Just to clarify - block all meaning the automatic block function? That will be in the next release we put out (as well as a more logical Block dialog :))

Correct, so like on my kids PC, they dont get the option, it just blocks. The one reason I cant use a HIPS on their PCs, is, they have no idea.;)

-{ Quote: "Correct, so like on my kids PC, they dont get the option, it just blocks. The one reason I cant use a HIPS on their PCs, is, they have no idea.;)" }-this will be a good feature from prevx edge;)

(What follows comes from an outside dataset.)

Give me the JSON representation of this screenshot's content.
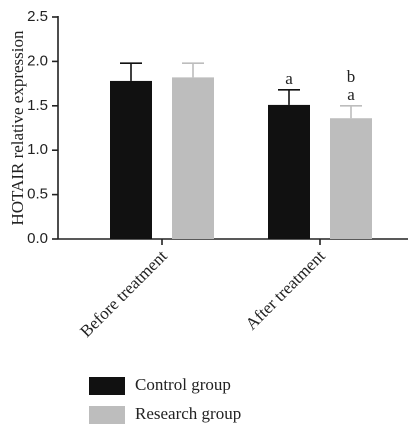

-{ Quote: "Correct, so like on my kids PC, they dont get the option, it just blocks. The one reason I cant use a HIPS on their PCs, is, they have no idea.;)" }-

teach them the ways of HIPS :P lol sit them down and give them a lesson on it like theyre at school, haha ;D

-{ Quote: "Correct, so like on my kids PC, they dont get the option, it just blocks. The one reason I cant use a HIPS on their PCs, is, they have no idea.;)" }-
When the (Block all option) version comes out. I will buy the multi-computer license so I can use it on my kids PC too. :thumb:

Well, I FINALLY got my 6th license installed, 18 hours after buying them for the family network machines! Still got problems on that laptop, have recurrent chkdsk, can't get NIS2009 reinstalled so that it will open gui - cranking on it with Dr.Web right now.>:(

Although there were a few obvious false positives, Prevx Edge spotted and cleaned about a half dozen actual bad actors from several machines, a couple in the high threat class.:thumb:
I love the MyPrevx console to get the overall picture!